Until you can get your product in front of customers, you can't validate whether it solves their problem. And so it's much better to build a crappier product, release it sooner, and get it out there in front of customers to see if they want to use it. Now there's some exceptions. For example, in some extremely regulated markets like banking for example or lending, it's just really hard to launch.

You actually have to get one shit done before you're allowed to get customers. But in most consumer and b two b startups that we encounter, it's actually possible to get some form of MVP built and launched in less than a month. And so that's what you should be thinking about. The next one is not using analytics, not measuring what your users do when they come to the site.

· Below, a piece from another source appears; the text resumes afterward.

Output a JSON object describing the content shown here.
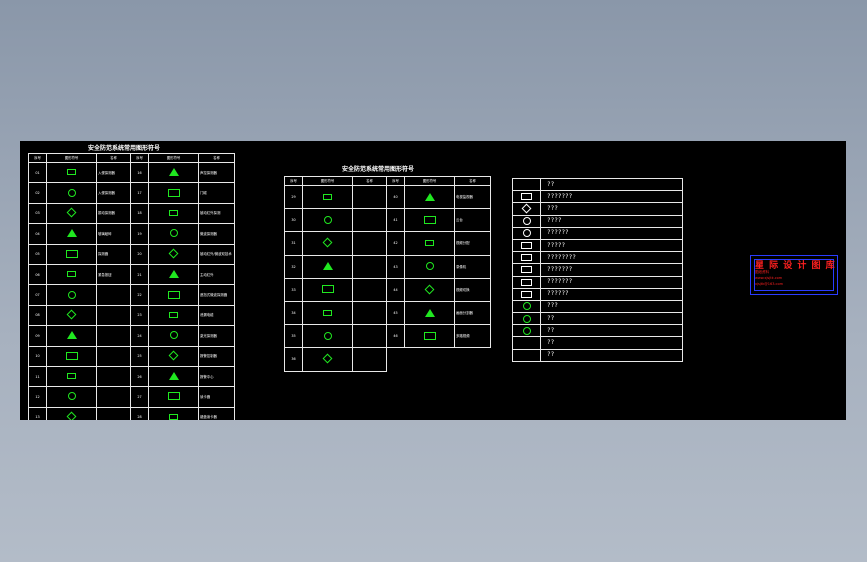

We just see this time and time again. Part and parcel to building product is measuring so that you know what's being used and what's not. The next biggest mistake is having no idea where your first users will come from. I get this email a lot. A lot of founders email me saying, where do I find my first users?

And I kind of think to myself, you chose this problem that you're working on and you chose to build a solution. It's interesting to me that you chose a problem where you don't know anyone who has the problem including yourself. I think it's a completely different question where do I get my first hundred users or my first thousand users, you know. That might require some kind of deep digging.

Where I get my first two users or one user or three users or five users, you know, that should come from people you know or you already have identified through some other way. And then last is prioritization. Oftentimes people will prioritize sizzle over stake. They prioritize press and hiring, conferences, investors, all these other things above getting product out there and talking to users.

At the end of the day, you know, we look at these startups and we say you're cargo culting a startup. You are pretending to be a startup. But the actual work of startups is pushing product, getting it into users hands and seeing if they like it and then iterating it and improving. So those are the common mistakes that startups make.

Caveat, I bet you can name a startup that has made every one of these mistakes and has still been successful. In fact, bet there's a startup that's made all of these mistakes and has still been successful. But those tend to be exceptions and if you're trying to kind of generally improve the odds of your startups being successful, try to minimize these mistakes as much as possible. Thank you.